Mais le continent européen connut peut-être pire encore. N’est-ce pas la disparition entière de peuples dévorés par la famine ou par la peste qui, en faisant ainsi place nette, a permis l’accumulation d’assez de ressources à l’Europe du Moyen Age pour se hisser au niveau de la Renaissance dont naitra la civilisation parvenue jusqu’à nous.
Qu’arrivera-t-il de l’île ? …
Mais si Haïti vient à disparaître, qu’arrivera-t-il de l’île ?
Pour les étrangers qui nous écoutent (ou qui nous lisent), nous sommes deux peuples à partager la même île.
L’autre partie, la face orientale (appelée autrefois ‘partie de l’est’), s’appelle la République dominicaine. Une population métissée (blancs, indiens et noirs).
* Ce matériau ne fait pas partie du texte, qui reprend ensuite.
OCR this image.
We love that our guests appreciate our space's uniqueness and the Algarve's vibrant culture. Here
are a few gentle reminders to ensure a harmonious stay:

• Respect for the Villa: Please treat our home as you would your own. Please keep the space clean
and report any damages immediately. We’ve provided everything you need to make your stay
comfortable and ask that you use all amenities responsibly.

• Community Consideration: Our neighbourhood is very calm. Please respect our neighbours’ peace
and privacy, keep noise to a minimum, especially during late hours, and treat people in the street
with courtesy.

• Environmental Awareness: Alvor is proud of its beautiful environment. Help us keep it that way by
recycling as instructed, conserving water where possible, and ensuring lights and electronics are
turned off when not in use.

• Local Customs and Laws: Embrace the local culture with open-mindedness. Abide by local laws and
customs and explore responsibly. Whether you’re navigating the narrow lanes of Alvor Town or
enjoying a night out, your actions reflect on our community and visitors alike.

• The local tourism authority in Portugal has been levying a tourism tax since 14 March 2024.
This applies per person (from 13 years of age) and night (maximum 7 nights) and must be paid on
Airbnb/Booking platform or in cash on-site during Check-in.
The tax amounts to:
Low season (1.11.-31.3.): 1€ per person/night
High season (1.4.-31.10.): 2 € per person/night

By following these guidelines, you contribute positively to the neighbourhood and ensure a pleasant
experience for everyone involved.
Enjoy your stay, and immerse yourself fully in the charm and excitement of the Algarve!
Et c’est ce qui rend la situation un peu plus complexe. L’autre partie a passé beaucoup mieux le test que nous autres Haïtiens. En gros et grâce aux efforts consentis par ses dirigeants et son peuple, toutes catégories confondues, elle a gardé (ou rétabli) une couverture forestière d’au moins 20%.
Sur le plan économique, la réussite de l’ancienne partie de l’est est encore plus éloquente. Les statistiques établissent que lorsqu’elle nous vend pour plusieurs milliards de dollars en biens et services, nos exportations ne dépassent pas 60 millions par an. Pour la bonne raison que nous ne produisons presque rien et achetons presque tout principalement de lui.
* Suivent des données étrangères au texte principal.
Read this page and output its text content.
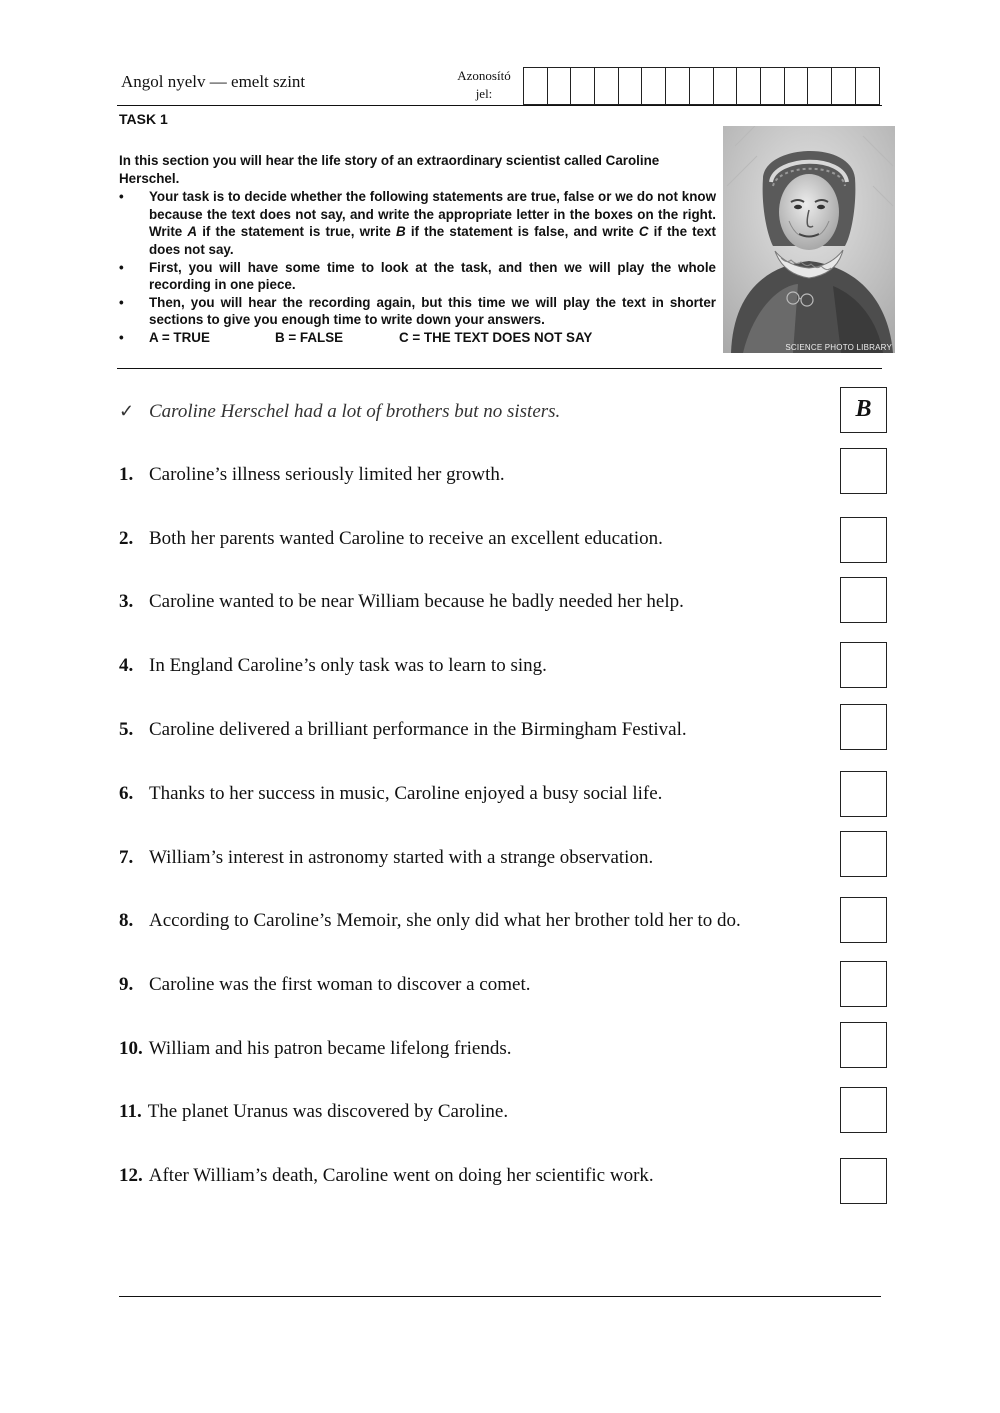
Angol nyelv — emelt szint	Azonosító
jel:
TASK 1

In this section you will hear the life story of an extraordinary scientist called Caroline Herschel.

•	Your task is to decide whether the following statements are true, false or we do not know because the text does not say, and write the appropriate letter in the boxes on the right. Write A if the statement is true, write B if the statement is false, and write C if the text does not say.
•	First, you will have some time to look at the task, and then we will play the whole recording in one piece.
•	Then, you will hear the recording again, but this time we will play the text in shorter sections to give you enough time to write down your answers.
•	A = TRUE	B = FALSE	C = THE TEXT DOES NOT SAY
SCIENCE PHOTO LIBRARY
✓ Caroline Herschel had a lot of brothers but no sisters.	B
1. Caroline’s illness seriously limited her growth.
2. Both her parents wanted Caroline to receive an excellent education.
3. Caroline wanted to be near William because he badly needed her help.
4. In England Caroline’s only task was to learn to sing.
5. Caroline delivered a brilliant performance in the Birmingham Festival.
6. Thanks to her success in music, Caroline enjoyed a busy social life.
7. William’s interest in astronomy started with a strange observation.
8. According to Caroline’s Memoir, she only did what her brother told her to do.
9. Caroline was the first woman to discover a comet.
10. William and his patron became lifelong friends.
11. The planet Uranus was discovered by Caroline.
12. After William’s death, Caroline went on doing her scientific work.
Revanche de l’histoire ! …
Donc si la République d’Haïti peut disparaître, ce ne serait pas automatiquement le cas de toute l’île.
Que faire alors ?
Nos voisins sont-ils condamnés (oui, condamnés) à avoir un jour toute l’île à eux seuls ?
La République dominicaine devra-t-elle un jour prendre possession de toute l’île … qu’elle a pris d’ailleurs l’initiative de rebaptiser Hispaniola ! Comme une fatalité. Par la force des choses. Selon le principe bien connu : la nature a horreur du vide. Rien ne se perd, rien ne se crée.
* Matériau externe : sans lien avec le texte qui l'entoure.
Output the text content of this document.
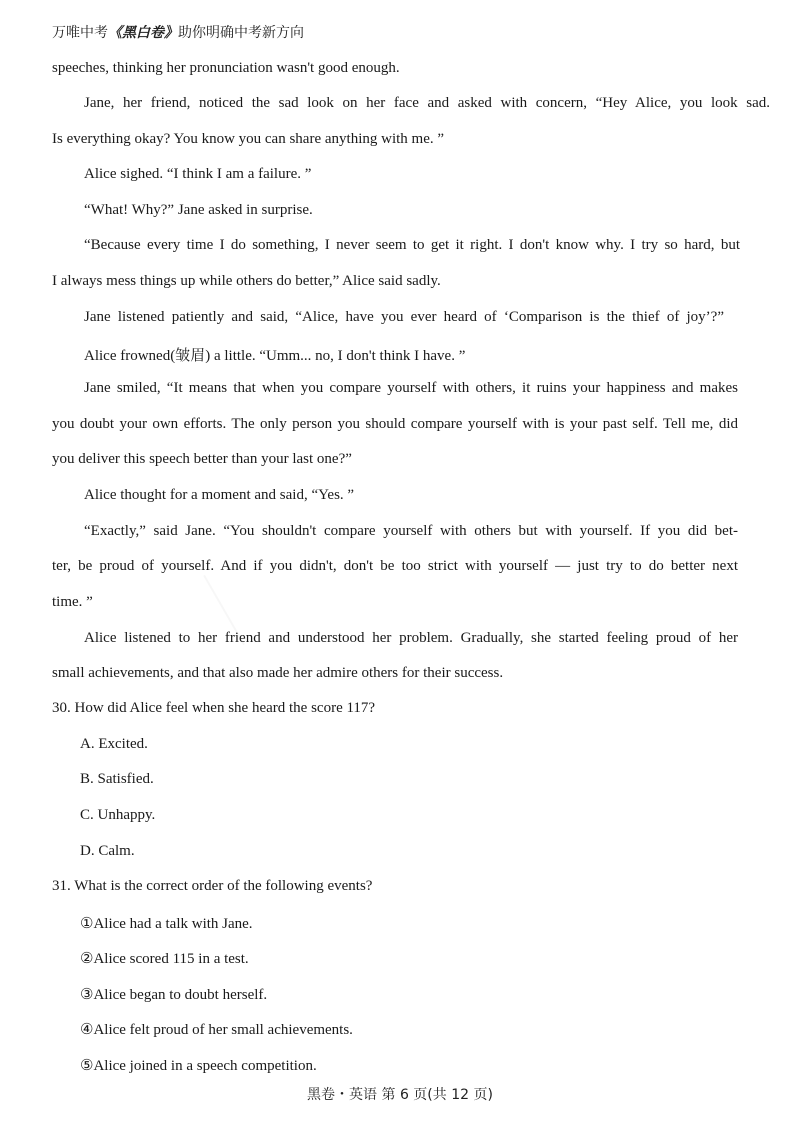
万唯中考《黑白卷》助你明确中考新方向
speeches, thinking her pronunciation wasn't good enough.
Jane, her friend, noticed the sad look on her face and asked with concern, “Hey Alice, you look sad.
Is everything okay? You know you can share anything with me. ”
Alice sighed. “I think I am a failure. ”
“What! Why?” Jane asked in surprise.
“Because every time I do something, I never seem to get it right. I don't know why. I try so hard, but
I always mess things up while others do better,” Alice said sadly.
Jane listened patiently and said, “Alice, have you ever heard of ‘Comparison is the thief of joy’?”
Alice frowned(皱眉) a little. “Umm... no, I don't think I have. ”
Jane smiled, “It means that when you compare yourself with others, it ruins your happiness and makes
you doubt your own efforts. The only person you should compare yourself with is your past self. Tell me, did
you deliver this speech better than your last one?”
Alice thought for a moment and said, “Yes. ”
“Exactly,” said Jane. “You shouldn't compare yourself with others but with yourself. If you did bet-
ter, be proud of yourself. And if you didn't, don't be too strict with yourself — just try to do better next
time. ”
Alice listened to her friend and understood her problem. Gradually, she started feeling proud of her
small achievements, and that also made her admire others for their success.
30. How did Alice feel when she heard the score 117?
A. Excited.
B. Satisfied.
C. Unhappy.
D. Calm.
31. What is the correct order of the following events?
①Alice had a talk with Jane.
②Alice scored 115 in a test.
③Alice began to doubt herself.
④Alice felt proud of her small achievements.
⑤Alice joined in a speech competition.
黑卷・英语 第 6 页(共 12 页)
Mais on pourrait ajouter aussi : juste retour des choses. Revanche de l’histoire !
En effet il faut revenir deux siècles en arrière lorsque c’était pratiquement la même situation mais en sens inverse.
A l’indépendance d’Haïti, en 1804 - l’une des plus grandes surprises de l’Histoire moderne qui prit toutes les grandes puissances de l’époque par surprise : une communauté d’esclaves jetant à la mer l’armée la plus puissante, celle de Napoléon Bonaparte, eh bien c’est la partie orientale de l’île qui était un no man’s land, une morne plaine, un pays en jachères parcouru par des chevaux sauvages.
Aussi pour les nouveaux dirigeants haïtiens, tous issus de la guerre de l’indépendance : traverser la frontière c’était une véritable promenade militaire.
Comme dans du beurre …
Lorsque la force d’expédition napoléonienne se présenta devant le Cap-Haïtien (à l’époque le Cap Français), rappelons que le gouverneur général Toussaint Louverture vit arriver la flotte française depuis la baie de Samana, c’est à dire de l’autre côté de l’île, où il guerroyait contre l’Espagne qui occupait encore ladite partie de l’est.
Ensuite les différentes expéditions militaires ordonnées par l’empereur Dessalines (1804-1806) ou par le président Boyer (1818-1843) pénétreront comme dans du beurre.
Et seul son tempérament fantasque (traduisez son obsession par les sortilèges vodou) empêcheront l’empereur Faustin Soulouque (1847-1859) de réitérer l’occupation haïtienne de la partie orientale.
Puis un jour, y en a marre, une nouvelle génération de citoyens naitra de l’autre côté de la frontière.
Aujourd’hui ils réussissent mieux que nous sur différents plans. Et non des moindres.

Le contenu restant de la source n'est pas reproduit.